Considering that the clinical usefulness of a single biomarker is more or less limited in clinical practice by its low predictive efficiency, we utilized a nomogram, an easy-to-use predictive model which had been widely applied in the prediction of the prognosis of cancer patients,33,34 to combine different clinical indexes to achieve an excellent predictive performance for predicting pAKI. Fortunately, as we described in the aforementioned, the predicted nomogram possessed excellent predictive value for patients in ICU with pAKI. Moreover, we further independently verified our results in another ICU database, and this nomogram also possessed good predictive ability in patients in ICU. Hence, our predictive nomogram was an efficient tool for clinicians to improve AKI risk stratification.
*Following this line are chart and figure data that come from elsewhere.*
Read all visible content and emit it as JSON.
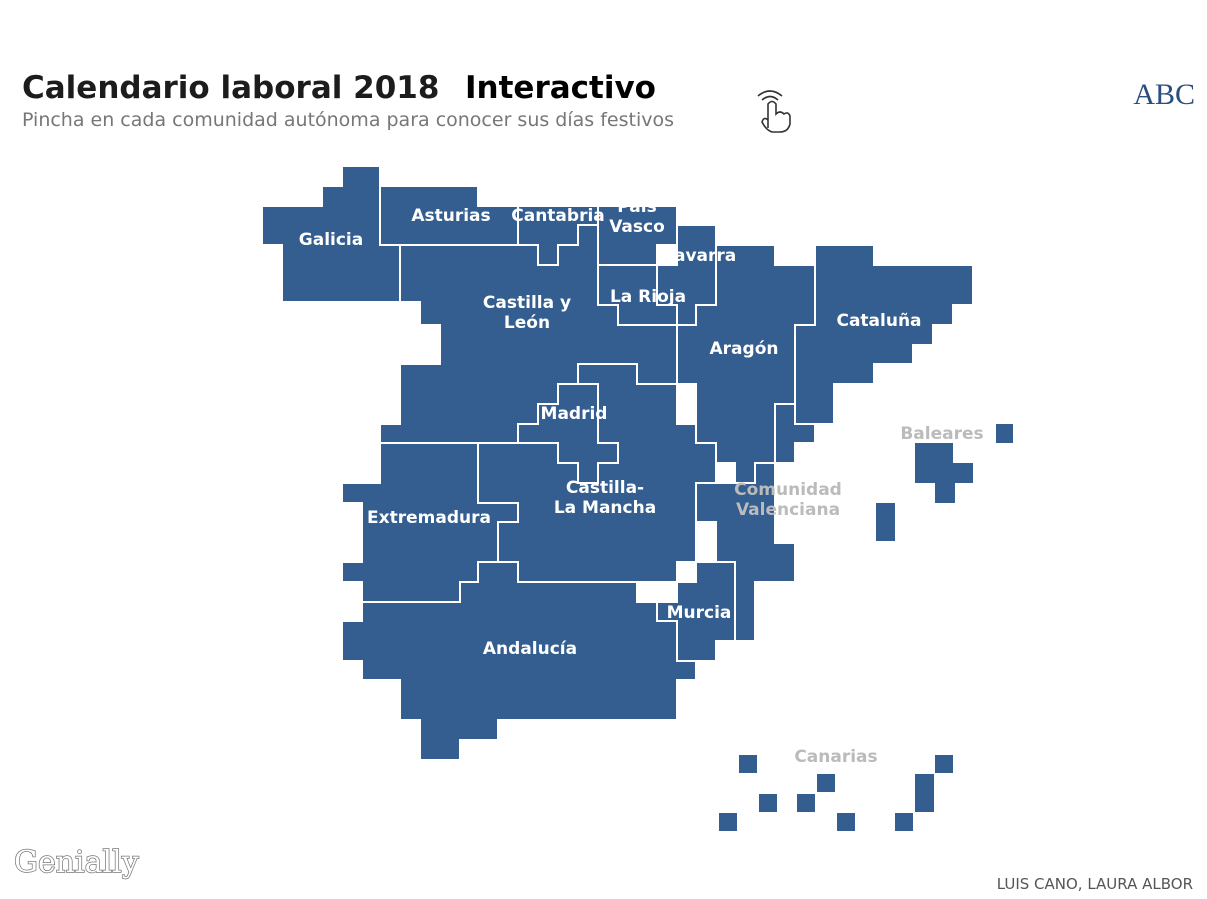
{
  "header": {
    "title": "Calendario laboral 2018",
    "badge": "Interactivo",
    "subtitle": "Pincha en cada comunidad autónoma para conocer sus días festivos",
    "brand": "ABC"
  },
  "regions": [
    {
      "lines": [
        "Galicia"
      ]
    },
    {
      "lines": [
        "Asturias"
      ]
    },
    {
      "lines": [
        "Cantabria"
      ]
    },
    {
      "lines": [
        "País",
        "Vasco"
      ]
    },
    {
      "lines": [
        "Navarra"
      ]
    },
    {
      "lines": [
        "La Rioja"
      ]
    },
    {
      "lines": [
        "Castilla y",
        "León"
      ]
    },
    {
      "lines": [
        "Madrid"
      ]
    },
    {
      "lines": [
        "Aragón"
      ]
    },
    {
      "lines": [
        "Cataluña"
      ]
    },
    {
      "lines": [
        "Comunidad",
        "Valenciana"
      ]
    },
    {
      "lines": [
        "Castilla-",
        "La Mancha"
      ]
    },
    {
      "lines": [
        "Extremadura"
      ]
    },
    {
      "lines": [
        "Murcia"
      ]
    },
    {
      "lines": [
        "Andalucía"
      ]
    },
    {
      "lines": [
        "Baleares"
      ]
    },
    {
      "lines": [
        "Canarias"
      ]
    }
  ],
  "footer": {
    "credits": "LUIS CANO, LAURA ALBOR",
    "logo": "Genially"
  }
}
Several limitations should be considered in this study. First of all, this was a retrospective study based on two large electronic public databases, which may result in limited generalizability. Secondly, the definition of AKI was based on the serum creatinine concentrations, thus patients with AKI by oliguria may not be included in this study. Finally, some other clinical and imaging indexes might be correlated with the pAKI. Unfortunately, they were unavailable in the public database. Hence, prospective clinical trials from multicenters are needed to verify the predictive nomogram in the near future.

Conclusions

Serum albumin, CKD, AKI stage, SOFA score, lactate, RRT during the first day were closely associated with pAKI in patients in ICU. The predictive nomogram for pAKI manifested good predictive ability for the identification of ICU patients with pAKI. This nomogram may be a good tool for identifying patients at high risk of pAKI among ICU patients.

Funding Statement

There is no funding to report.

Statement of Ethics

The study has been approved by the Institutional Review Board (IRB) of the Massachusetts Institute of Technology (MIT). After successfully accomplishing the National Institutes of Health’s (NIH) online training course and the Protection of Human Research Participants Examination (certification number 37474354), we had the access to extract data from MIMIC IV and eICU databases. Given that all patients in this database were de-identified, informed consent was waived.

Author Contributions

All authors made substantial contributions to conception and design, acquisition of data, or analysis and interpretation of data; took part in drafting the article or revising it critically for important intellectual content; agreed to submit to the current journal; gave final approval of the version to be published; and agree to be accountable for all aspects of the work.

Disclosure

The authors declared that there is no conflict of interest.